Visual Effects: From the 1990 archives—the drop jaw expression on my face in the bathroom mirror as I was busy applying lipstick when my five-year-old, fresh home from the school grounds, proudly said to me, “Mommy I learned a new “F” word at school today,” to which I hurriedly asked, “Oh good, and what was that?”

Best Director: “Mommy, did Beth say you could clean the oven?” (serious yet-oh-so-comical question recently posed by a three-year-old to her mother, at their house where I am the housekeeper.)

Original Score: The real reason Peter married me—because I won the bet that I could beat him at a game of pool. Border Bar. Summer 1997.

Short Film Live Action: When my grandson turned the corner in aisle three at the local grocery store last summer and saw a white-bearded man pondering over his list and shouted, “SANTA!” to which the jolly man turned to face the small believer and replied, “Ho, Ho, Ho!” Priceless.

Animated Feature: Me at the crack of dawn on a recent and very cold Friday morning when I took the ‘Expedition’ to the big city to rescue Daughter #3. I’d pulled over to check that all the truck doors would open easily for the inspecting officers at the U.S. Customs border crossing after intuition told me that the green beast was likely iced up after going through the car wash the previous night.

The passenger’s side back door was frozen shut and refused me entry from the outside. I came back around to the driver’s side passenger door and got in and heaved on the frozen door from the inside.
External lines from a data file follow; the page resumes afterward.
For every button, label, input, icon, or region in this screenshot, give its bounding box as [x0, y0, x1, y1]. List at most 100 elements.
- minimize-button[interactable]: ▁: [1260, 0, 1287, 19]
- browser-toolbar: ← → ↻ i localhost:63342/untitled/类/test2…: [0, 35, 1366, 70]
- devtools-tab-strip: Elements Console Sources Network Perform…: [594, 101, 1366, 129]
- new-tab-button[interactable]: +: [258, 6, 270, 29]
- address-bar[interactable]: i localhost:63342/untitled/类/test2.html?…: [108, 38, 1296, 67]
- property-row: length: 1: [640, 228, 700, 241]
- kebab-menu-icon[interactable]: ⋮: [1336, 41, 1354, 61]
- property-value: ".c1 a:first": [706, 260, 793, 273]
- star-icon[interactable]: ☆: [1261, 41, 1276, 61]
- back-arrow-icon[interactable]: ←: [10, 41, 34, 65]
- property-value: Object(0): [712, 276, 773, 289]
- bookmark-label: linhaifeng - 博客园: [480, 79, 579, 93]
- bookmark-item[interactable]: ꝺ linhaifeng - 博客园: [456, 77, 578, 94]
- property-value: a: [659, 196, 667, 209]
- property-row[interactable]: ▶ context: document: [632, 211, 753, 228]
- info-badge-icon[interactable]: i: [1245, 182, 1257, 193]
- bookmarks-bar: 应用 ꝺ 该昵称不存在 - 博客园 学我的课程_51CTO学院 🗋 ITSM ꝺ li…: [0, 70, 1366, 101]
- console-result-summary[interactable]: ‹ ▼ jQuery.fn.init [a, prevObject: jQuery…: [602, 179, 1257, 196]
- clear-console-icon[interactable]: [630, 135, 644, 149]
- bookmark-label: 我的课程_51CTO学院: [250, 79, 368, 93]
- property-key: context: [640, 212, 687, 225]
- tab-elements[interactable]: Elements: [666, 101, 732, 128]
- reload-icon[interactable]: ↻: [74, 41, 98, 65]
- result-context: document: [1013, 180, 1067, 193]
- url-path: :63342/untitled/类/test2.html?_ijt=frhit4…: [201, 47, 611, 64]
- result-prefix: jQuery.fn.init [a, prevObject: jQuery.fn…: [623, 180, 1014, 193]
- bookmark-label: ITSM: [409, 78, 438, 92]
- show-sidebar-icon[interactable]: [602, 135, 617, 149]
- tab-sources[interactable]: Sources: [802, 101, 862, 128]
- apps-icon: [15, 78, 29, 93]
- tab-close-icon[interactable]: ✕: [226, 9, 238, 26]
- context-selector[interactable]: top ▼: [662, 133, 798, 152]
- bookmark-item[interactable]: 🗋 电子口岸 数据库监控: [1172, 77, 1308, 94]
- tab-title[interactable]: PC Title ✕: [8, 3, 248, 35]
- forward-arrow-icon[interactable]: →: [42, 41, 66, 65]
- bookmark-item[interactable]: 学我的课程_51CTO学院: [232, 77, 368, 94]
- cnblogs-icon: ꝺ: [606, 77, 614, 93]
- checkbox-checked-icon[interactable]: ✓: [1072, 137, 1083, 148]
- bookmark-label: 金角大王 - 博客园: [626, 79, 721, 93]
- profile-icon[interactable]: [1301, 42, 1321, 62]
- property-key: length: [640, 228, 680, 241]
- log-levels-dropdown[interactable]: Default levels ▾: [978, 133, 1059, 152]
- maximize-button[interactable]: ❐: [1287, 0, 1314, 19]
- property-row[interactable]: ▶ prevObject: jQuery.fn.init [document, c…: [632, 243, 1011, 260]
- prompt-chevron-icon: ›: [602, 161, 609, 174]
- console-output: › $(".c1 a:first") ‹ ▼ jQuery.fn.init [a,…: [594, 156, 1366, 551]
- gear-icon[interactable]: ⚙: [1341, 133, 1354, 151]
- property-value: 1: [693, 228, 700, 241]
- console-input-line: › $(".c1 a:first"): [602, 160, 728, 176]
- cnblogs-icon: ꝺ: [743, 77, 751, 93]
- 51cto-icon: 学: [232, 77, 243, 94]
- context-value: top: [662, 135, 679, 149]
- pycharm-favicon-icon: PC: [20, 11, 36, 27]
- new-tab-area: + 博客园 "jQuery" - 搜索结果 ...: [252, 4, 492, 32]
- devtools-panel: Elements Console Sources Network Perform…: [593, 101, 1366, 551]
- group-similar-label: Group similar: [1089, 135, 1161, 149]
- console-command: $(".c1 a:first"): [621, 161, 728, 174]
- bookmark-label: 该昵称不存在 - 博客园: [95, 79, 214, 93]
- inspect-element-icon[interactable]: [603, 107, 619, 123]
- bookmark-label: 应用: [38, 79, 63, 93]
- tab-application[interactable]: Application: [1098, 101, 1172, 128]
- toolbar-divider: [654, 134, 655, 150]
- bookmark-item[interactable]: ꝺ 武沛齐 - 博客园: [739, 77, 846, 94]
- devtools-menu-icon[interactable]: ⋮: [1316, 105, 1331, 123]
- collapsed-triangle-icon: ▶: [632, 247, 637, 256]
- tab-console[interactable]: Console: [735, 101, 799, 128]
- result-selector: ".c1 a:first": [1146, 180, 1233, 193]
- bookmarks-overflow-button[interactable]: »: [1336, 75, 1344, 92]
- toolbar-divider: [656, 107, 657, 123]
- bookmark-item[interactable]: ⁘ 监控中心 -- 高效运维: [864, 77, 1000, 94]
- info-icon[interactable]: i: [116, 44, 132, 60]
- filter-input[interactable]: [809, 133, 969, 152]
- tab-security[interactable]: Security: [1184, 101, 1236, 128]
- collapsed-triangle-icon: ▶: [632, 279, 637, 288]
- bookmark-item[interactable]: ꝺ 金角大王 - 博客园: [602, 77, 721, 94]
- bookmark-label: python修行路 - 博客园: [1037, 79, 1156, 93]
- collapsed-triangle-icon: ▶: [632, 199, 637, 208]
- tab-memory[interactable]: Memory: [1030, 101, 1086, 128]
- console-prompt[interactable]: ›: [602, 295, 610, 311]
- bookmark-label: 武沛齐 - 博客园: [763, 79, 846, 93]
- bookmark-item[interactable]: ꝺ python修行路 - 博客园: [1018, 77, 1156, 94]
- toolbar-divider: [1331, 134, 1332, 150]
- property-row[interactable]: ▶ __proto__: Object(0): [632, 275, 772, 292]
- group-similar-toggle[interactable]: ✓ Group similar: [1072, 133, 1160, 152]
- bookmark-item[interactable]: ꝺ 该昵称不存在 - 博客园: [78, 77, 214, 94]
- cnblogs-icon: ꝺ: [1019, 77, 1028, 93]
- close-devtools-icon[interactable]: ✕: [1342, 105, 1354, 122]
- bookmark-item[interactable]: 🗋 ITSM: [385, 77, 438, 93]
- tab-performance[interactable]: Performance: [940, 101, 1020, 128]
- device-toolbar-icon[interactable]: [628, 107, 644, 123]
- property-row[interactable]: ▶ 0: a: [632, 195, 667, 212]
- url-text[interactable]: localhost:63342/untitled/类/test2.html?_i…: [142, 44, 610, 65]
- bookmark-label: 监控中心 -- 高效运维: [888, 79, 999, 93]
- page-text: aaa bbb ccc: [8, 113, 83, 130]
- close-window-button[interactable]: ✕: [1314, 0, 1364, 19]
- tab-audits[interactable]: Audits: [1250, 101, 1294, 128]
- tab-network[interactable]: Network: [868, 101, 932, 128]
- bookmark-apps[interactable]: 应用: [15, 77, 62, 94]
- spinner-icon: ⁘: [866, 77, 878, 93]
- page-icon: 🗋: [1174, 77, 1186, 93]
That didn’t work either, and as luck would have it I then found myself trapped in the back seat because the child security devices had locked me in.

There was no option but to climb back into the driver’s seat over the middle console, at which point I lost my footing between the two front seats and fell head over heels into the floor of the front passenger side smashing the bag of peanut butter and banana sandwiches I’d made for the long day ahead.

Foreign Language Film: What I muttered under my breath in 1991, composed while biting my tongue, five months postpartum when a woman looked at me and asked when the baby was due.

Costume Design: Hands down my idea. My brother, age 7, in 1971, in a red velvet dress walking down the road to my grandparents’ house.

Makeup: The ante that Mr. Fantastic can draw from for the next 12 months after saying to me: “I hate to just call you ‘my wife.’ It is such a generic word for someone so splendid.”

Original Screenplay: Wilbur—the wonderful story of the little pot- bellied piglet I envisioned buying and bringing home next week, so cute and cuddly all wrapped up in a little pig blanket.

Adapted Screenplay: $%#@!—the flash forward nightmare when the 150-pound pig pet helps itself to the contents of the refrigerator and then roots into the leather cushions of my new couch.

Best Picture: Status quo—two dogs, one cat, a 19-year old live-in, and no pig.